Les organisations de développement débattent de «decolonizing aid». La politique planche sur l’aménagement de sa coopération avec les pays du Sud et examine (enfin) le passé colonial. Les entreprises internationales sont de plus en plus tenues responsables de leur comportement au niveau mondial. Ce sont là les premiers pas sur le chemin vers un monde juste et inclusif.
Mais le chemin est encore long et, en rapportant la décolonisation uniquement au passé, nous choisissons la facilité. La «décolonisation» exige que nous réfléchissions en général aux structures de pouvoir avec lesquelles les États, les entreprises mais également les communautés religieuses charismatiques ou les organisations de développement poursuivent leurs intérêts économiques, idéologiques et moraux dans les pays du Sud. En effet, structures coloniales n’ont pas pris fin avec l’indépendance des colonies. Les mécanismes de contrôle, d’influence et d’exploitation, mus par des intérêts particuliers, ne sont peut-être plus aussi manifestes aujourd’hui qu’ils ne l’étaient à l’époque historique du colonialisme – et les acteurs sont différents. Néanmoins, structures de pouvoir et intérêts de domination ont perduré tout comme les moyens de leur mise en œuvre avec tout le registre de violence, de discrimination, de dépendance, de promesse de salut et de charité.

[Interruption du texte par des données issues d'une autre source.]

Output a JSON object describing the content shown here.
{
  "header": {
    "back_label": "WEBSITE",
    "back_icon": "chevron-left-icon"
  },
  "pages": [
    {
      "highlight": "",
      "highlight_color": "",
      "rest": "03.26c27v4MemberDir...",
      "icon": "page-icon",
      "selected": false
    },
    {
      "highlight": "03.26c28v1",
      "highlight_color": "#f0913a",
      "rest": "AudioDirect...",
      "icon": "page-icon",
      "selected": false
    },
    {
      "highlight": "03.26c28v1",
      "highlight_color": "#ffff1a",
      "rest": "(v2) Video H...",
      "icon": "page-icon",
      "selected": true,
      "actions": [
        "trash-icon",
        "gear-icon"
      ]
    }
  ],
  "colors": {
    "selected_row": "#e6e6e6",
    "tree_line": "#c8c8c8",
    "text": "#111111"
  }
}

Structures coloniales n’ont pas pris fin avec l’indépendance des colonies. (...) Structures de pouvoir et intérêts de domination ont perduré tout comme les moyens de leur mise en œuvre avec tout le registre de violence, de discrimination, de dépendance, de promesse de salut et de charité.

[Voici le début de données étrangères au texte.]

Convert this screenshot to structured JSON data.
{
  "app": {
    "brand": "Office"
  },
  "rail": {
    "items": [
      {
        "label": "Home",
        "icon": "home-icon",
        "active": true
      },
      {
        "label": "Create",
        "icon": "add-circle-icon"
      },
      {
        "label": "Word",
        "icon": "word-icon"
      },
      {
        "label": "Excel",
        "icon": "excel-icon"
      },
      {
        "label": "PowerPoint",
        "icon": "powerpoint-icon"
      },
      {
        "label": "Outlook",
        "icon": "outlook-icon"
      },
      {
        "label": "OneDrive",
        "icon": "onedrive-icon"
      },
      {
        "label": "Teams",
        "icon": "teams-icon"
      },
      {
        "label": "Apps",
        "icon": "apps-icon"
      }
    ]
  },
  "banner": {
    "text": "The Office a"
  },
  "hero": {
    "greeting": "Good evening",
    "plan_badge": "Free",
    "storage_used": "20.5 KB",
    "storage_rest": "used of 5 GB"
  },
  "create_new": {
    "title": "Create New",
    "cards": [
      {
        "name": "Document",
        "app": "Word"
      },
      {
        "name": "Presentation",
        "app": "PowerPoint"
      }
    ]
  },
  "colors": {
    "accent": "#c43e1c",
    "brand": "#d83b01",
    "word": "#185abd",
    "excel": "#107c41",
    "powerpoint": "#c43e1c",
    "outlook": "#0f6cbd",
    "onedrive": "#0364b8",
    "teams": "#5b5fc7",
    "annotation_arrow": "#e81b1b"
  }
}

Le colonialisme n’a pas seulement à voir avec l’exploitation de ressources naturelles ou la réorganisation imposée de systèmes économiques pour sécuriser les marchés. Outre cette dimension économique, le colonialisme est également associé à la dévalorisation culturelle et la contrainte à l’assimilation culturelle. Que le soulèvement violent des jeunes Français dans les villes de France s’explique, comme l’écrivait récemment le Neue Zürcher Zeitung (Gujer, E. 2023), par les «traditions de faible niveau d’éducation des pays d’origine» et que, dans le même élan, l’appel au respect de la «culture dominante» se renforce, exprime de façon anecdotique l’importance de la dimension culturelle des modèles de pensée coloniaux persistants.
La dépossession culturelle est un moyen efficace de long terme d’assurer la domination. Quiconque est qualifié de manière diffamatoire et récurrente, dans sa vie professionnelle et personnelle, dans les photos ou dans les textes, de « peu éduqué », semeur de désordre, attardé, non-croyant, violent, paresseux et de mœurs légères, dont la culture est cataloguée de «sous-culture» ou n’a d’importance que comme objet de recherche ethnologique, ressent, en tant qu’être humain, de la déconsidération et, en tant que membre de la société, de la violence structurelle. Concrètement, cela se traduit par des perspectives de vie moindres pour les individus et des ressources moindres pour les économies nationales. Ce faisant, la communication visuelle est un instrument puissant de perpétuation des stéréotypes d’exclusion (Arnold, J. 2023). Car, avec les images, les idées deviennent concrètes et les opinions réalité.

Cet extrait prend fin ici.